Any ideas would be appreciated!
On
L'Hospital is very cumbersome for this problem, try this
If $L=\lim_{x\to a}f(x)^{g(x)}\to 1^{\infty}$ (indeterminate), then $$L=\exp[\lim_{x\to a} [g(x)(f(x)-1)].$$ Here $$F=\lim_{x\to0}{{\left(\frac{\tan{(1+\tan x)}}{\tan{(1+\sin x)}}\right)}^{1/x^3}}.$$ Then $$F=\exp[\lim_{x\to 0}\frac{1}{x^3}\frac{[\tan(1+\tan x)-\tan(1+\sin x)]}{\tan(1+\sin x)}].$$ Use $\tan A-\tan B= \frac{\sin (A-B)}{\cos A \cos B}$ $$\implies F=\exp[\lim_{x\to 0}\frac{1}{x^3} \frac{\sin(\tan x-\sin x)}{(\cos (1+\tan x)\cos(1+\sin x)\tan(1+\sin x)}].$$ Use $\sin x=x-x^3/6+O(x^5), \tan x=x+x^3/3+O(x^5))$, then $$\implies F=\exp[\lim_{x\to 0}\frac{1}{x^3}\frac{\sin(x^3/2+O(x^5))}{(\cos (1+\tan x)\cos(1+\sin x)\tan(1+\sin x)}$$ $$\implies F=\exp[\lim_{x\to 0}\frac{1}{x^3}\frac{x^3/2}{(\cos (1+\tan x)\cos(1+\sin x)\tan(1+\sin x)}=\exp[\frac{1}{2\cos^2 1 \tan 1}]$$ Finally, we have $$L=e^{\csc 2}$$
On
By standard limits we have that
$${\left(\frac{\tan{(1+\tan x)}}{\tan{(1+\sin x)}}\right)}^{1/x^3}=\left[{\left(1+\left(\frac{\tan{(1+\tan x)}}{\tan{(1+\sin x)}}-1\right)\right)}^{\frac{1}{\frac{\tan{(1+\tan x)}}{\tan{(1+\sin x)}}-1}}\right]^{\frac{\frac{\tan{(1+\tan x)}}{\tan{(1+\sin x)}}-1}{x^3}} \to e^{\csc 2}$$
indeed
$${\left(1+\left(\frac{\tan{(1+\tan x)}}{\tan{(1+\sin x)}}-1\right)\right)}^{\frac{1}{\frac{\tan{(1+\tan x)}}{\tan{(1+\sin x)}}-1}} \to e$$
and
$$\frac{\frac{\tan{(1+\tan x)}}{\tan{(1+\sin x)}}-1}{x^3}=\frac1{\tan{(1+\sin x)}}\frac{\tan{(1+\tan x)-\tan{(1+\sin x)}}}{x^3}\to \frac12\frac{1+\tan^2 1}{\tan 1}=\csc 2$$
since
$$\frac{\tan{(1+\tan x)-\tan{(1+\sin x)}}}{x^3}=\frac{\frac{\tan 1+\tan(\tan x)}{1-\tan 1\tan (\tan x)}-\frac{\tan 1+\tan(\sin x)}{1-\tan 1\tan(\sin x)}}{x^3}=$$
$$=\frac{1+\tan^21}{(1-\tan 1\tan (\tan x))(1-\tan 1\tan(\sin x))}\cdot \frac{\tan(\tan x)-\tan(\sin x)}{x^3} \to \frac12(1+\tan^2 1)$$
with
$$\frac{\tan(\tan x)-\tan(\sin x)}{x^3}=\\=\frac{\tan(\tan x)-\tan x}{x^3}-\frac{\tan(\sin x)-\sin x}{x^3}+\frac{\tan x-\sin x}{x^3} \to \frac13-\frac13+\frac12=\frac12$$
I just found a much simpler solution.
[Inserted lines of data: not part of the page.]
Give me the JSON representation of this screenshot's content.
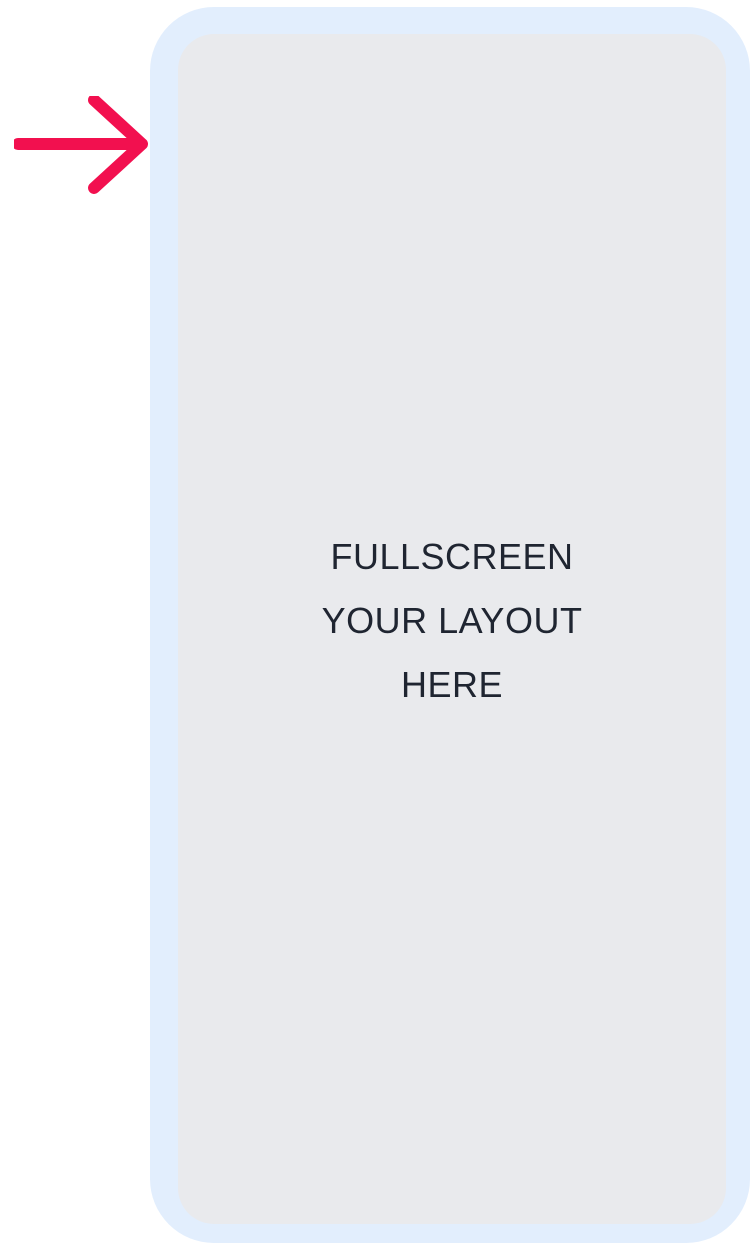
{
  "arrow": {
    "icon": "arrow-right-icon",
    "color": "#f2104f"
  },
  "phone": {
    "frame_color": "#e2eefd",
    "screen_color": "#e9eaed",
    "text_color": "#1f2531",
    "lines": {
      "primary": "FULLSCREEN",
      "secondary_1": "YOUR LAYOUT",
      "secondary_2": "HERE"
    }
  }
}
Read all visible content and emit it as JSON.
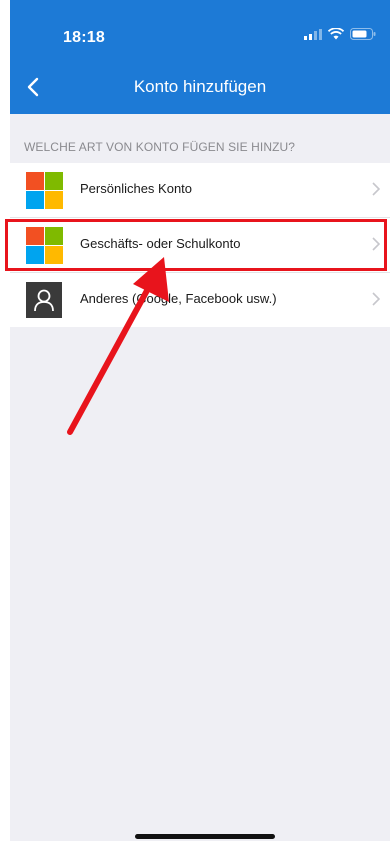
{
  "status_bar": {
    "time": "18:18"
  },
  "nav": {
    "title": "Konto hinzufügen"
  },
  "section": {
    "header": "WELCHE ART VON KONTO FÜGEN SIE HINZU?"
  },
  "accounts": [
    {
      "label": "Persönliches Konto",
      "icon": "microsoft-logo-icon"
    },
    {
      "label": "Geschäfts- oder Schulkonto",
      "icon": "microsoft-logo-icon",
      "highlighted": true
    },
    {
      "label": "Anderes (Google, Facebook usw.)",
      "icon": "person-icon"
    }
  ],
  "colors": {
    "header_blue": "#1d7ad6",
    "highlight_red": "#e8141c",
    "ms_red": "#f25022",
    "ms_green": "#7fba00",
    "ms_blue": "#00a4ef",
    "ms_yellow": "#ffb900"
  }
}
First we take $\ln$, so we only need to evaluate $$L := \lim_{x\to0}{\frac{\ln{(\tan{(1+\tan x)})} - \ln{(\tan{(1+\sin x)})}}{x^3}}.$$ By Mean Value Theorem, we know that $$\ln{(\tan{(1+\tan x)})} - \ln{(\tan{(1+\sin x)})} = \frac{\sec^2{(1+c)}}{\tan{(1+c)}}(\tan x - \sin x) $$ for some $c \in (\sin x, \tan x)$. Then, using the taylor series of $\tan x = x + \frac{x^3}{3} + \mathcal{O}(x^5)$ and $\sin x = x - \frac{x^3}{6} + \mathcal{O}(x^5)$ immediately gives $$L = \lim_{x \to 0}{\frac{1}{2\sin{(1+c)}\cos{(1+c)}}}$$ where $c \in (\sin x, \tan x)$. Therefore, $$L = \frac{1}{2\sin{1}\cos{1}} = \csc 2.$$ So the original limit is just $e^{\csc 2}$.